Bedenklich ist auch, dass niemand, der in einem so engen Verhältnis zu dem Erkrankten steht, objektive Entscheidungen nur auf der Basis der Wünsche des Erkrankten treffen kann. Es spielen immer die eigenen Wünsche, Hoffnungen und Ängste eine große Rolle. Ich erlebe in meiner Praxis oft, dass, wenn man im ausführlichen Gespräch über Patientenversorgungen mit Eheleuten spricht, sich sehr schnell herauskristallisiert, dass beide meistens die gemeinsame Meinung haben, dass sie nicht mehr am Leben gehalten werden wollen, wenn es ihrer Meinung nach nicht mehr lebenswert ist. Hakt man aber etwas nach, was jeweils lebenswert ist und welche Einschränkungen der Einzelne noch akzeptiert bzw. nicht, dann sind sie nicht selten über die unterschiedlichen Auffassungen überrascht, Wo der Eine glaubt, auch mit medizinischen Hilfsmitteln und pflegerischer Unterstützung sein Leben zu meistern, solange der Kontakt zur Familie bestehen bleibt und man miteinander reden und lachen kann, lehnt der andere ein Leben mit Pflege grundsätzlich ab, um niemandem zur Last zu fallen.

 

Es mag für den sportlichen Mann eine Qual sein, auf einen Rollstuhl angewiesen zu sein, während die Partnerin dankbar ist, dass er trotzdem überlebt hat. Es dürfte menschlich sein, dass beim Notvertretungsrecht die Wünsche des entscheidenden Ehepartners eine wichtige Rolle spielen und dass die Entscheidung vielleicht anders ausfällt, als sie der Erkrankte für sich getroffen hätte.

 

Und schließlich wird nur danach gefragt, ob die Eheleute nicht getrennt sind. Auf die Richtigkeit dieser Angabe muss der Arzt vertrauen, überprüfbar ist sie für ihn wohl kaum. Was aber ist mit den Fällen, in denen die Partnerschaft seit langem kriselt oder man nur gleichgültig nebeneinander her lebt? Das Notvertretungsrecht ist keine Pflicht, sondern ein Recht; man muss es nicht ausüben. Es wird auch nicht überprüft, ob es objektiv die bestmögliche Entscheidung war. Eine Entscheidung zum Nachteil des Betroffenen kann niemand ausschließen.

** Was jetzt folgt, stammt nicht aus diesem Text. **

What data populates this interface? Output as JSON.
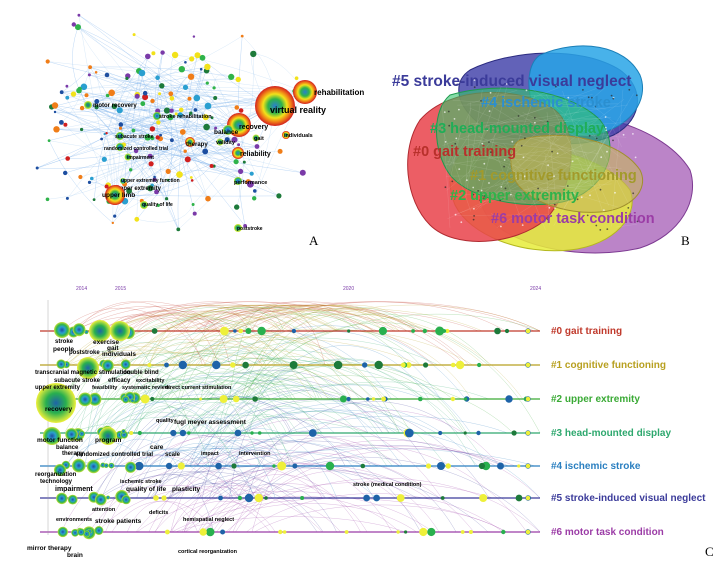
{
  "panel_a": {
    "letter": "A",
    "keywords": [
      "rehabilitation",
      "virtual reality",
      "motor recovery",
      "stroke rehabilitation",
      "recovery",
      "balance",
      "gait",
      "individuals",
      "subacute stroke",
      "therapy",
      "validity",
      "randomized controlled trial",
      "reliability",
      "impairment",
      "upper extremity function",
      "upper extremity",
      "upper limb",
      "performance",
      "quality of life",
      "poststroke"
    ]
  },
  "panel_b": {
    "letter": "B",
    "clusters": [
      {
        "label": "#5 stroke-induced visual neglect",
        "color": "#3b3b9a"
      },
      {
        "label": "#4 ischemic stroke",
        "color": "#2b8fd0"
      },
      {
        "label": "#3 head-mounted display",
        "color": "#1fae57"
      },
      {
        "label": "#0 gait training",
        "color": "#b8302b"
      },
      {
        "label": "#1 cognitive functioning",
        "color": "#a29a2a"
      },
      {
        "label": "#2 upper extremity",
        "color": "#2fb34a"
      },
      {
        "label": "#6 motor task condition",
        "color": "#9b3ca6"
      }
    ]
  },
  "panel_c": {
    "letter": "C",
    "years": [
      "2014",
      "2015",
      "2020",
      "2024"
    ],
    "lanes": [
      {
        "label": "#0 gait training",
        "color": "#c0392b"
      },
      {
        "label": "#1 cognitive functioning",
        "color": "#b8a020"
      },
      {
        "label": "#2 upper extremity",
        "color": "#3aaa35"
      },
      {
        "label": "#3 head-mounted display",
        "color": "#2ea86e"
      },
      {
        "label": "#4 ischemic stroke",
        "color": "#2a7fc0"
      },
      {
        "label": "#5 stroke-induced visual neglect",
        "color": "#3b3b9a"
      },
      {
        "label": "#6 motor task condition",
        "color": "#9b3ca6"
      }
    ],
    "keywords": {
      "stroke": "stroke",
      "people": "people",
      "poststroke": "poststroke",
      "exercise": "exercise",
      "gait": "gait",
      "individuals": "individuals",
      "tms": "transcranial magnetic stimulation",
      "subacute": "subacute stroke",
      "double": "double blind",
      "ue": "upper extremity",
      "feas": "feasibility",
      "eff": "efficacy",
      "sr": "systematic review",
      "exc": "excitability",
      "dcs": "direct current stimulation",
      "recovery": "recovery",
      "qual": "quality",
      "fma": "fugl meyer assessment",
      "mf": "motor function",
      "bal": "balance",
      "prog": "program",
      "ther": "therapy",
      "rct": "randomized controlled trial",
      "care": "care",
      "scale": "scale",
      "impact": "impact",
      "interv": "intervention",
      "reorg": "reorganization",
      "tech": "technology",
      "imp": "impairment",
      "isch": "ischemic stroke",
      "ql": "quality of life",
      "plast": "plasticity",
      "smc": "stroke (medical condition)",
      "env": "environments",
      "att": "attention",
      "def": "deficits",
      "sp": "stroke patients",
      "hn": "hemispatial neglect",
      "mt": "mirror therapy",
      "brain": "brain",
      "cr": "cortical reorganization"
    }
  }
}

Fazit: Eine Ehe enthebt niemanden der Eigenverantwortung. Wer für schwierige Lebenslagen wie u.a. eine schwere Erkrankung Vorsorge treffen will, dass in seinem Sinne gehandelt wird, der kommt nicht umhin, sich eigene Gedanken zu machen und dies auch schriftlich niederzulegen. Er muss sich auch überlegen, wem er gegebenenfalls eine Vollmacht für welche Bereiche erteilen will.

 

Andererseits, wer das eben nicht will, der muss auch diese Entscheidung für sich treffen dürfen und nicht durch den Partner daran gehindert werden.

 

Das gleiche gilt genauso für ein Testament. Jeder hat das Recht Verfügungen für den Fall des Todes zu treffen, aber er muss nicht. Will man dieses Recht nicht ausüben, dann müssen die Erben mit dem vorlieb nehmen, was das Gesetz bestimmt.

 

Trifft man keine Vorsorge für den Fall einer schweren Erkrankung oder der letzten Phase einer tödlichen Krankheit, dann muss man eben mit einer angeordneten Betreuung vorlieb nehmen.